SloopJon · on Nov 18, 2020

Surrogates are technically a UTF-16 only thing. Realizing that sometimes they nevertheless escape out into the wild, WTF-8 defines a superset of UTF-8 that encodes them:

https://simonsapin.github.io/wtf-8/

To be clear, this is not an official Unicode spec. It's a hack (albeit a pretty natural and obvious one) to deal with systems that don't do Unicode quite right.

I recently came across some old code that narrows wchar_t to UCS-2 by zeroing out the high-order bytes. Even though my test was careful not to generate any surrogates in the input, they showed up in the output when a randomly generated code point like U+1DF7C was mangled into U+DF7C.

A corrupted value like that is not necessarily a great example of something you want to preserve, but it's the sort of thing that late 90s code assumed about Unicode.

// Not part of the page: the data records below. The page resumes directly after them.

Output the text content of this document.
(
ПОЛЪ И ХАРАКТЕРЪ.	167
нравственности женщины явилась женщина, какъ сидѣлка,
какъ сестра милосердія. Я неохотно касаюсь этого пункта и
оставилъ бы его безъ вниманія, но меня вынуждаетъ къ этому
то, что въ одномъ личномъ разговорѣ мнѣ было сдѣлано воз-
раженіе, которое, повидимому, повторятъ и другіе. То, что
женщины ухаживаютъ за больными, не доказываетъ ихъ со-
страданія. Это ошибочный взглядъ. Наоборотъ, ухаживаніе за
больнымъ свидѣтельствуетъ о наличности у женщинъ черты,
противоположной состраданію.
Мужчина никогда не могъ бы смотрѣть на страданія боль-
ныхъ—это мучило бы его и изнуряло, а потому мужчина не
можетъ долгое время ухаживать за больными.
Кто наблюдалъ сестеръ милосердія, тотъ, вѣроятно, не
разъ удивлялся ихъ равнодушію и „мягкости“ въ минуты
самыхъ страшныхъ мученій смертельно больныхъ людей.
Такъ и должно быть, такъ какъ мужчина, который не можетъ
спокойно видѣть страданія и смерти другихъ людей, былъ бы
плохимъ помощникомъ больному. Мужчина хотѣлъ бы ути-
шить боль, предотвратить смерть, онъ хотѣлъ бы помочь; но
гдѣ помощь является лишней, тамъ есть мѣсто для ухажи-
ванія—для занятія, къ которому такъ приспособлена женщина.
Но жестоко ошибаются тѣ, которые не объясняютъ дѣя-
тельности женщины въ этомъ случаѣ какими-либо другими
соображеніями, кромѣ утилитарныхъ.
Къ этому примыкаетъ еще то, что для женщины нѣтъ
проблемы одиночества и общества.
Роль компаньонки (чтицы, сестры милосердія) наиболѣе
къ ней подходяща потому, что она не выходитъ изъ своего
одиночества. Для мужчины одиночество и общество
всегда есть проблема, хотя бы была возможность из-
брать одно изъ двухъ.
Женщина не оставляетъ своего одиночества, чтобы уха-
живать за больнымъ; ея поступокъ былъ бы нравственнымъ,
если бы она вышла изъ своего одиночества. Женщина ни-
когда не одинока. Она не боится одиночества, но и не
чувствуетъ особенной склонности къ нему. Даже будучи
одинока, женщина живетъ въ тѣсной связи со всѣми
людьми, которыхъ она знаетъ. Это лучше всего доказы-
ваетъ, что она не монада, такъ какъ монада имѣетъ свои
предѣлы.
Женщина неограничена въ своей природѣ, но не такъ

account42 · on Nov 19, 2020

Specifically, filenames on Windows are not UTF-16 (or UCS-12) but rather WTF-16 - like UTF-16 but with possibly unmatched surragate pairs. WTF-8 provides an 8-bit encoding for such filenames that matches UTF-8 wherever the original was valid UTF-16 while converting the rest in the most straightforward way possible, menaing you need less code to go from WTF-16 to WTF-8 than going from UTF-16 to UTF-8 while rejecting invalid characters.

ChrisSD · on Nov 18, 2020

It's invalid according to the spec. They are permanently reserved code points for use in UTF-16.

> The definition of UTF-8 prohibits encoding character numbers between U+D800 and U+DFFF, which are reserved for use with the UTF-16 encoding form (as surrogate pairs) and do not directly represent characters.

They could be replaced by the replacement character to produce a valid string.

a1369209993 · on Nov 17, 2020

Nitpick: UCS-2 actually isn't fixed-length either, eg "ẍ̊" (small x+umlaut+ring above) is two code units (1E8D 030A) or possibly three (0078 0308 030A).

ygra · on Nov 17, 2020

UCS-2 uses a fixed number of (16-bit) code units to represent a Unicode scalar value (code point). Of course, to represent a grapheme cluster, more than one code point may be needed, but that's true of Unicode in general.

a1369209993 · on Nov 17, 2020

> that's true of Unicode in general.

Yes, that was rather my point: if you're using a Unicode-based character encoding, you're going to have variable-width characters regardless, so you might as well use UTF-8.

> UCS-2 uses a fixed number of (16-bit) code units to represent a Unicode scalar value (code point).

Sure, but that's a implementaion detail of the mapping from characters (at the application level) to bytes (at the physical(-ish) representation level).